Rory propõe à esposa uma mudança ao Reino Unido em busca de melhores oportunidades de emprego. No processo de acostumar-se com uma casa isolada, isso após anos de subúrbio estadunidense, eles sentem a influência da Inglaterra arcaica.

Crítica

Durante uma recepção entre amigos, quando o anfitrião começa a fazer um discurso de boas-vindas para o recém-chegado executivo que voltou para Inglaterra para mais uma vez trabalhar no escritório do dono da casa, a câmera de Sean Durkin, ao invés de se focar naquele que está com a palavra ou no que é objeto da exaltação, opta por ficar atento às reações da esposa desse. Allison, interpretada com curiosa dedicação por Carrie Coon – uma das mais interessantes, e subestimadas, atrizes a despontar em Hollywood nos últimos anos – se no começo ostenta um sorriso largo no rosto, muito sutilmente esse começa a se transformar, quase imperceptível àqueles ao seu lado, mas visível para os que nela permanecerem atentos. No final, é apenas seriedade e decepção que se percebem em seu semblante. Este é o momento da virada, quando finalmente entende o que está acontecendo, não apenas consigo, mas com toda a família. A questão, no entanto, é que enquanto as coisas começam a desmoronar ao redor deles, ao mesmo tempo o centro das relações que construíram entre esposa e marido, mãe e filha, pai e filho, será também a força que necessitam para seguir em frente. Será nesse ninho que se reencontram e aprendem. Assim, O Refúgio é justamente isso: o amparo de um ao outro.
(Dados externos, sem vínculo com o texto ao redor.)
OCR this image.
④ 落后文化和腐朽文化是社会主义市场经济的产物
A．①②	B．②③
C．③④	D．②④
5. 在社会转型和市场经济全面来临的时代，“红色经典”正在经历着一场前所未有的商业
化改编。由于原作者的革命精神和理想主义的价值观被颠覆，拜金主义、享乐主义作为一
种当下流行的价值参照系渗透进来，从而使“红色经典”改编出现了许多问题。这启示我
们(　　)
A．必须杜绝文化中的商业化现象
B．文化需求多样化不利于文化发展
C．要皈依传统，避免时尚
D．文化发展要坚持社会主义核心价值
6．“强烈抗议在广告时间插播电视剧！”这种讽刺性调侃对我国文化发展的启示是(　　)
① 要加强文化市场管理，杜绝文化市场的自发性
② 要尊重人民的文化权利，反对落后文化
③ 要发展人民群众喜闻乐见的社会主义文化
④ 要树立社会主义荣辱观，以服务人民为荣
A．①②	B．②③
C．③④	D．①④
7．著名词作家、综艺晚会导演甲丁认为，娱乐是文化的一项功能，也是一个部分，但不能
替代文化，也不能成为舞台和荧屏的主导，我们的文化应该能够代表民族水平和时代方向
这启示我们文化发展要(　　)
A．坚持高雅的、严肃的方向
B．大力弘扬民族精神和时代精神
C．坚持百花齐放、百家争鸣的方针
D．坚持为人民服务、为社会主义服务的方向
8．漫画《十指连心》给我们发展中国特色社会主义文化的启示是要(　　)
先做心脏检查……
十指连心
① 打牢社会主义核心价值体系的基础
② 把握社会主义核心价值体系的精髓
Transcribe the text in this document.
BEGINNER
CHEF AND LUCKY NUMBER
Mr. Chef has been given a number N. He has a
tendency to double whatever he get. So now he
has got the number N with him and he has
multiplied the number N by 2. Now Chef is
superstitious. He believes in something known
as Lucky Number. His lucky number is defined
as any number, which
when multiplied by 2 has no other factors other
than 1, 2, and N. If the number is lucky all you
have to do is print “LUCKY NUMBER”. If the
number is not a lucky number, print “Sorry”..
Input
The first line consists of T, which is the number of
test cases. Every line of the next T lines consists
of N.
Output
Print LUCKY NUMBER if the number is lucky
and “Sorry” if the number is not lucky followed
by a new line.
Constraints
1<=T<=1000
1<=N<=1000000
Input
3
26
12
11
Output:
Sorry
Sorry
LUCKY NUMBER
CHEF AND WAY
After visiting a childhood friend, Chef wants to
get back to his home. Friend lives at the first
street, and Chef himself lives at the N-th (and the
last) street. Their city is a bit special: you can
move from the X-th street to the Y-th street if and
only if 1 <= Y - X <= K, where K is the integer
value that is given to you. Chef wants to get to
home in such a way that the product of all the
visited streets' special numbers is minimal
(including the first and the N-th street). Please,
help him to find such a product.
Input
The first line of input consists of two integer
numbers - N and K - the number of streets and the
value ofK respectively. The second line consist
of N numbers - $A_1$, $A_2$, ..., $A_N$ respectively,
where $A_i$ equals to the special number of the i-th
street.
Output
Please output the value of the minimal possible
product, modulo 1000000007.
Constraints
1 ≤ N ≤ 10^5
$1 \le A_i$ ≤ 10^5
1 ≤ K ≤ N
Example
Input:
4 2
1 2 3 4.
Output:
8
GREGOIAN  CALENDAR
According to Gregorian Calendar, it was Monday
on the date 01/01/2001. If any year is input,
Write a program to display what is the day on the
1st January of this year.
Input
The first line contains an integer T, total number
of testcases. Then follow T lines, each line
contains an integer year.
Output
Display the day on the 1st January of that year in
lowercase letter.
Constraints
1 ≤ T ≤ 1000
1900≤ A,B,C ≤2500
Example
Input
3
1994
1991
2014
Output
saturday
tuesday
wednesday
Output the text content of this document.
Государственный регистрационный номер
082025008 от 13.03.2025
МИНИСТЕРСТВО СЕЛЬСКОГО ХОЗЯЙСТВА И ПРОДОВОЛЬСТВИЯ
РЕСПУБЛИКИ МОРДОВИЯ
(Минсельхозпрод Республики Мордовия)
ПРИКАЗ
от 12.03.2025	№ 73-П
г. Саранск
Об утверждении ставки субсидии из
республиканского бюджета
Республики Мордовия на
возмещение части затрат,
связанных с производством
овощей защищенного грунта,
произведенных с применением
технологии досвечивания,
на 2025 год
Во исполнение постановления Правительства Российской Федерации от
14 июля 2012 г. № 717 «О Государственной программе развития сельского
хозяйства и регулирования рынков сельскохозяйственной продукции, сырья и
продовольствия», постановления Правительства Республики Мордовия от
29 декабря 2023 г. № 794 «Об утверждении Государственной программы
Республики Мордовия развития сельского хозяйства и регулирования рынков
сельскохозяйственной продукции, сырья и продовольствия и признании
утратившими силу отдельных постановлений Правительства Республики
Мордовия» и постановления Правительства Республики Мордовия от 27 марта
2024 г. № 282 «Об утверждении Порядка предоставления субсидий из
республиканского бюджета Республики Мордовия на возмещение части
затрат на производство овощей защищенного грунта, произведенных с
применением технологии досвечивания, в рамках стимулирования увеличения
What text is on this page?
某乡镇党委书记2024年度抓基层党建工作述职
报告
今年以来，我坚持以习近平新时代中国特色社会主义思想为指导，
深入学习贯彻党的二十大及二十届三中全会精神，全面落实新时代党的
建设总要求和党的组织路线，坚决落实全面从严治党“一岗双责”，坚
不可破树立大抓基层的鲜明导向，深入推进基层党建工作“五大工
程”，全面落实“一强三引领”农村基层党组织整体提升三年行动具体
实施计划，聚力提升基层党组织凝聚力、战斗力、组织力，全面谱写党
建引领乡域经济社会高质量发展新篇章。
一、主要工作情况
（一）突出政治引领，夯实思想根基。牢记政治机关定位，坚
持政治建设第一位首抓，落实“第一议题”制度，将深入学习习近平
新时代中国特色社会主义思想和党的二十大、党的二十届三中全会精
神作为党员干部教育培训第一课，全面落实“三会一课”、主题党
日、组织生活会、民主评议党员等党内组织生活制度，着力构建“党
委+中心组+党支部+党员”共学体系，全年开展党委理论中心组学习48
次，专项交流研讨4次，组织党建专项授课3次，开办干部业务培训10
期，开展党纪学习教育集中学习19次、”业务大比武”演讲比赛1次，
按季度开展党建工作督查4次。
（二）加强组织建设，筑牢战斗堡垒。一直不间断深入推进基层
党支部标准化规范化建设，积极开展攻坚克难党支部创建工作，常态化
Mas essa troca não se dá sem que o devido preço seja cobrado. Os O’Hara levam uma vida confortável nos Estados Unidos. Rory (Jude Law, fazendo bom uso do charme que lhe é natural), porém, é inquieto, quer sempre mais, e não está satisfeito com o cenário que vislumbra se por ali continuar por mais tempo. É por isso que, em determinado amanhecer, anuncia para a mulher: “vamos voltar para Londres”. A primeira reação dela é sintomática: “esta será a quarta mudança que fazemos em menos de dez anos, tem certeza que é mesmo necessária?”. Como se pode ver, é uma fala rápida, mas sintomática: ela está cansada. E também não é a primeira vez que o homem surge com uma necessidade de reinvenção, que tanto pode ser motivada pela vontade de partir para novos desafios, como também pela ausência de outras possibilidades. Se falhou em tudo que tentou naquele cenário, imagina que em outro lugar novas ofertas lhe serão apresentadas. O que não se dá conta, no entanto, é que o problema, que pensa sempre estar lá fora, talvez venha de dentro dele mesmo.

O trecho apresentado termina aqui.